Machine learning algorithms further allow the banks to do targeted and personalized marketing, allowing the teams to sell the right product to the right target audience sitting online.

4. Customer Service

Customer service is another major part of every industry which decides the success of a company. Poor customer service is one of the chief complaints among the customers of the financial industry. Voice-enabled devices and ML chatbots have been around for a while and are successfully catering to the needs of the customers in real time and are promising AI applications. These ML powered chatbots adapt the approach based upon the behavior of the customers because of their learning capability. This gives a personal touch to the overall interaction between the customers and the chatbots.

5. Process Automation

Although blockchain technology has automated maximum processes of the financial industry, still they have some limitations.

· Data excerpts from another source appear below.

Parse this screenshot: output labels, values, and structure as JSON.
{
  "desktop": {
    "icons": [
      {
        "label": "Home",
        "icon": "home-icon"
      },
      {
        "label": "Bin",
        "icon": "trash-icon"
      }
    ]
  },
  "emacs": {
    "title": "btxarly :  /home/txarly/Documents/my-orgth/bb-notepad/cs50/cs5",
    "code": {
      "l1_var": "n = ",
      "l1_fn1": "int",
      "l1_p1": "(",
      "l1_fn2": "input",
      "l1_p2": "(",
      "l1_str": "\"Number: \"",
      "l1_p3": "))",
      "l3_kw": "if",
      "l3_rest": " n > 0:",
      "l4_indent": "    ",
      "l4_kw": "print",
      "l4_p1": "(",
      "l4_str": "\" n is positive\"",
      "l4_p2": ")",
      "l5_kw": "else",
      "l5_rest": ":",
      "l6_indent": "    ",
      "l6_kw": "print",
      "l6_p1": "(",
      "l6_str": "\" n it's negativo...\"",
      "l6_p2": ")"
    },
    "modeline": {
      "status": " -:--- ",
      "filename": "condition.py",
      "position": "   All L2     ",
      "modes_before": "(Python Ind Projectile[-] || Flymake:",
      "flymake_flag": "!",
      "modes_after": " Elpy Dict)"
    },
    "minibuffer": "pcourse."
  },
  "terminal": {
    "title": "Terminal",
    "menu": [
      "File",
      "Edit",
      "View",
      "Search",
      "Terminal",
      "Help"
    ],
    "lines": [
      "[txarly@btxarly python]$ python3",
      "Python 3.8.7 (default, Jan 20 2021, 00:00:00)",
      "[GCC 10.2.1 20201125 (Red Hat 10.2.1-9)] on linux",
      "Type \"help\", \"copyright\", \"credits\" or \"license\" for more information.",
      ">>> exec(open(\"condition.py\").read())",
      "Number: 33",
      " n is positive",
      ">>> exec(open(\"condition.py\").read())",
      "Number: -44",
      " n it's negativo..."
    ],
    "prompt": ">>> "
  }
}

By adding machine learning layer to the data processes, the FinTech companies can easily analyze data, interpret documents, and propose or execute intelligent responses. ML also audits the institution’s processes, making regularity compliance. The predictive power of ML can also identify the issues which need immediate attention of the team.

6. Investment Prediction

Hedge funds are still popular among the audience but have moved away from traditional methods. Machine Learning algorithms have been adopted by financial institutions to practice fund trends. Machine learning allows the fund manager to identify the market changes earlier as compared to the traditional investment models and benefit the most.

7. Loan Underwriting

Machine learning has improved the profitability of the financial industries by making predictions based on the historical pattern of the customers and current trends. Whether an institution offers a loan, mortgage, health insurance or life insurance, machine learning has and will help in managing risks and reducing the underwriting risks.

8. Algorithmic Trading

A simple algorithmic trading automates the trading process according to the criteria set by the fund manager or the trader. But, Machine learning turns algorithmic trading into intelligent trading because of the new and diverse suite of tools using the latest technology.

9. Regularity Compliance

Artificial Intelligence and Machine Learning are being actively and increasingly used by financial institutions for regulatory compliance. Knowing the customers’ background and their identity (KYC) is the first step in most financial institutions and using Machine learning, this labor-intensive task is done beforehand only. ML is used in two ways:

  • ML algorithms are used to evaluate images and to check whether the documents match each or not
  • To calculate the risks and flag the ones which require additional scrutiny

RegTech uses ML for meeting the complex regulatory standards by reducing risks and enhancing compliance.

Without any doubt, AI and ML are the future of the financial industry. The key trends and use cases mentioned-above give ample evidence that AI and ML have become an integral part of the financial industry. The speed at which AI and ML are making progressive steps towards automating the financial processes, it can be expected that AI provides better solutions for the financial industry.